Fort heureusement, l’exemple allemand est là pour nous faire comprendre que nos PME peuvent nous éviter un avenir catastrophique. En 2011, la balance commerciale française a été déficitaire de 70 milliards d’euros alors que la balance commerciale allemande était excédentaire de plus de 160 milliards. L’excédent commercial de l’Allemagne était à mettre au crédit de ses PME, notamment à leurs échanges avec l’Asie.
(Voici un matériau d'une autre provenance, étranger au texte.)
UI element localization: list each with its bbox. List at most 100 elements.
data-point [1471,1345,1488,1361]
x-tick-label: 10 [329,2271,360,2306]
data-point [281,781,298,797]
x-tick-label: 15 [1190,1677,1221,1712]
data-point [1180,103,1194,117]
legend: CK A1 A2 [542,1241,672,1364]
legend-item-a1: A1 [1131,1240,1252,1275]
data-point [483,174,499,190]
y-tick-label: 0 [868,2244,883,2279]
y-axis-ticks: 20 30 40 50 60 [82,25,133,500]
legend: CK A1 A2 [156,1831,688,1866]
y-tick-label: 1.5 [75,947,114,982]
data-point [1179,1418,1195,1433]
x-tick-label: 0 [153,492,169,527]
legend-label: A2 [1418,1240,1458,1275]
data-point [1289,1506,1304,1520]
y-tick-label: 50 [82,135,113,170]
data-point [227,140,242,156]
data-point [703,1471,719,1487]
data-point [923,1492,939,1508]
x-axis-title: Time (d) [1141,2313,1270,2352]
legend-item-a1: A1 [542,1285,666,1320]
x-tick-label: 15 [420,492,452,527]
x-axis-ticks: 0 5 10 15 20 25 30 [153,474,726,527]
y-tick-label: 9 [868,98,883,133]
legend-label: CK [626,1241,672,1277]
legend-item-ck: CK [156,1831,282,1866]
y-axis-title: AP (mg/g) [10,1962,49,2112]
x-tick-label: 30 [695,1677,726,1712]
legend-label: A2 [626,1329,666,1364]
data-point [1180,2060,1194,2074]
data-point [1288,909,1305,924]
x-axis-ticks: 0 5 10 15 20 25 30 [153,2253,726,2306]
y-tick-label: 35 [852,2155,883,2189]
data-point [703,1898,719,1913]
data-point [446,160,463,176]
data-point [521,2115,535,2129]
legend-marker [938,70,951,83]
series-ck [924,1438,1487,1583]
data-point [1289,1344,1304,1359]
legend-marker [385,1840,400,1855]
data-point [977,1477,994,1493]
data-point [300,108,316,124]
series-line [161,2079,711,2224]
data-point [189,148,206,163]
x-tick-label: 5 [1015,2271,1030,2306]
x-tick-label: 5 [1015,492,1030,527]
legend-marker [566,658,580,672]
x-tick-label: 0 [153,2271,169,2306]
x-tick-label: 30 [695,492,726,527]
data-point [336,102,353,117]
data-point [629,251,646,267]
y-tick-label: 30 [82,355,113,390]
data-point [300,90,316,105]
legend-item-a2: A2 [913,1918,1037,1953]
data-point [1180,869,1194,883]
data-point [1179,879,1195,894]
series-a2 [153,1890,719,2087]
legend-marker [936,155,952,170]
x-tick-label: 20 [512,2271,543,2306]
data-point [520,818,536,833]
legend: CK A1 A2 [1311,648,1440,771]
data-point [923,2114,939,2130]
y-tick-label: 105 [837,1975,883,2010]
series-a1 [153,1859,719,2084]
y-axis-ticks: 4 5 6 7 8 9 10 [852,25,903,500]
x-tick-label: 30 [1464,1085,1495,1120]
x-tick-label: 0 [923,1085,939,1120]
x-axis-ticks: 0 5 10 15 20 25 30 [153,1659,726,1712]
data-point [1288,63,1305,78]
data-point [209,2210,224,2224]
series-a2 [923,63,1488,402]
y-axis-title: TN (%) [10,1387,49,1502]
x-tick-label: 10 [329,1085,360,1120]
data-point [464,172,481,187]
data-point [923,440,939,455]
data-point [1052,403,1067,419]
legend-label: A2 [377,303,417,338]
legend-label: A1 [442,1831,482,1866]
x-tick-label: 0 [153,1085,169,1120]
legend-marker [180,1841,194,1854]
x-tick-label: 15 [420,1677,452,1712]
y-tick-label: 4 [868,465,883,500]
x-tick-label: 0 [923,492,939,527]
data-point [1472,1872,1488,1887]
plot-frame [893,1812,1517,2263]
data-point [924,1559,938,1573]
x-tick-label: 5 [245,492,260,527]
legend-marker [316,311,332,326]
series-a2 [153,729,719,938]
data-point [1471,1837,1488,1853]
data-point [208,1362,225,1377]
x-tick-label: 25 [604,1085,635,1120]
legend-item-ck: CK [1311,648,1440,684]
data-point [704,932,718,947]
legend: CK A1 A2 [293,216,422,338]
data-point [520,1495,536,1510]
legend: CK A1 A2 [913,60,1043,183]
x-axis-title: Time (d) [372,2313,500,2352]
Ces PME avaient donc résisté à la concurrence chinoise. Notre déficit commercial avec la Chine était d’ailleurs inférieur de 10 milliards au déficit enregistré avec nos partenaires européens. La concurrence asiatique n’était pas responsable de tous les malheurs des PME françaises. Il fallait chercher ailleurs les causes des difficultés de nos entreprises. Les handicaps de notre législation sociale et fiscale étaient évidents mais dans tous les secteurs touchés par la crise, des PME françaises étaient performantes.
Aujourd’hui, pour améliorer le sort des autres PME, l’État doit à l’évidence alléger le coût social du travail et harmoniser sa fiscalité sur celle de nos partenaires européens, mais nos dirigeants d’entreprise doivent également s’interroger sur leurs propres responsabilités.
Aussi loin que nous remontions dans le temps, la direction d’une entreprise a toujours été un art autant qu’une science. Elle a toujours exigé des qualités de stratège, de meneur d’hommes et de gestionnaire financier. L’importance respective de ces qualités a certes évolué dans le temps, mais aujourd’hui ces trois qualités sont indispensables et aucune d’entre elles ne peut être négligée. Ces qualités peuvent se développer et leur apprentissage n’exige aucune connaissance qui soit hors de portée d’un chef d’entreprise, quelle que soit sa formation d’origine.
C’est ce que je m’efforce de démontrer dans mon dernier ouvrage, Le Nouveau Manager. Je m’efforce aussi de prouver que les dirigeants qui ont du cœur et du courage peuvent non seulement surmonter les obstacles, mais aussi transformer leurs collaborateurs en véritables managers-entrepreneurs désireux de s’approprier le changement et d’en faire un nouveau style de vie… Le rêve de tout chef d’entreprise !
Considérer le changement comme une source d’opportunité et non comme un danger, cela pourrait transformer notre société.